Releasing a Library to NPM

Releasing software packages to a registry makes me nervous. My ideal workflow for releasing a library to npm involves several steps:

  1. Bump the version number,
  2. Create builds (if they are committed to the repository),
  3. Commit the changes,
  4. Create a Git tag, and
  5. Publish the build to the registry.

Chances are, I forget one of these steps or I would carry them out in the wrong order. Fortunately, there are tools available to reduce the workload involved. You can combine them to a build pipeline that suits your needs.

For shipping software to NPM, npm-version gets you almost all the way to publish software using just one command. Used out-of-the-box, npm-version bumps the package’s version number and creates a commit and a git tag with the same version. npm-version also comes with additional scripts, which you can use to do additional things:

The set up I’m using with Leaflet.Deflate looks like this:

{
  "scripts": {
    "preversion": "if [[ \"$(git rev-parse --abbrev-ref HEAD)\" != \"master\" ]]; then echo \"Not on master\" && exit 1; fi",
    "version": "npm run dist && git add -A ./dist",
    "postversion": "git push && git push --tags"
  }
}

Before the publication to NPM, I like to double-check that the build is OK on a clean machine. I hand off the publication of the release to TravisCI, which runs the tests before publishing. Then TravisCI releases the package to NPM.

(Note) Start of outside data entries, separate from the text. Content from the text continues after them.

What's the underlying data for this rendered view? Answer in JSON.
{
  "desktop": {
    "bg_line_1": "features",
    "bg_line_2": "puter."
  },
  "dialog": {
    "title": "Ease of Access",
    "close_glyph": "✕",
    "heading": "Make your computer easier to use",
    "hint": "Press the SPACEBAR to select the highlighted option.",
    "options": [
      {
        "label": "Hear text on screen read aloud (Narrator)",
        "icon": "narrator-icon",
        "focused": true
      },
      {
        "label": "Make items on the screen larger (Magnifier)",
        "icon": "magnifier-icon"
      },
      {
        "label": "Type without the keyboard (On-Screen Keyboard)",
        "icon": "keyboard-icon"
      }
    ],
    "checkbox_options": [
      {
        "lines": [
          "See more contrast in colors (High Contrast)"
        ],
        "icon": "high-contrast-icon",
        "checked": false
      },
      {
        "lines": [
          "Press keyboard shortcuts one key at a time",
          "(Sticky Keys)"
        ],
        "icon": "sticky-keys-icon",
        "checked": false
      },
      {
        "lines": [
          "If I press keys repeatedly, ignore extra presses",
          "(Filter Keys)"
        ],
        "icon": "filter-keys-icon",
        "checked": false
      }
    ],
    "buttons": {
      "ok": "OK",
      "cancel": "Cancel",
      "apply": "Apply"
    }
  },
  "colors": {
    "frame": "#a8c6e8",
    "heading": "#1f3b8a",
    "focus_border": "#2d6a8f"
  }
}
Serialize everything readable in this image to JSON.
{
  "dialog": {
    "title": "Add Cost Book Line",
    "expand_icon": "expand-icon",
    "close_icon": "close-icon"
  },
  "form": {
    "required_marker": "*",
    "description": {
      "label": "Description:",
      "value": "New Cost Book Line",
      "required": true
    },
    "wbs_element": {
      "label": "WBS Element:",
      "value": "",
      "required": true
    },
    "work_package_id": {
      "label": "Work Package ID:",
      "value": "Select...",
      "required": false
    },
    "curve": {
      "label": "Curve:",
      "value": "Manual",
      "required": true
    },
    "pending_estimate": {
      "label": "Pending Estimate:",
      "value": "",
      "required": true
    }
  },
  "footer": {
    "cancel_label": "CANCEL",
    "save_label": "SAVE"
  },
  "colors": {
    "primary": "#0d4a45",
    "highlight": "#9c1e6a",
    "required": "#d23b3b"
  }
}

For cases when I don’t stick to the process and create a tag manually on the GitHub website I added checks to verify that the version number matches the Git tag and that the build files are committed:

PACKAGE_VERSION=$(node -p -e "require('./package.json').version")
if [[ "$PACKAGE_VERSION" != "$TRAVIS_TAG" ]]; then
  echo "Git and NPM versions do not match. Have you updated package.json?"
  exit 1
fi;

npm run build
if [[ $(git diff) ]]; then
  echo "Looks like you haven't committed the new build yet."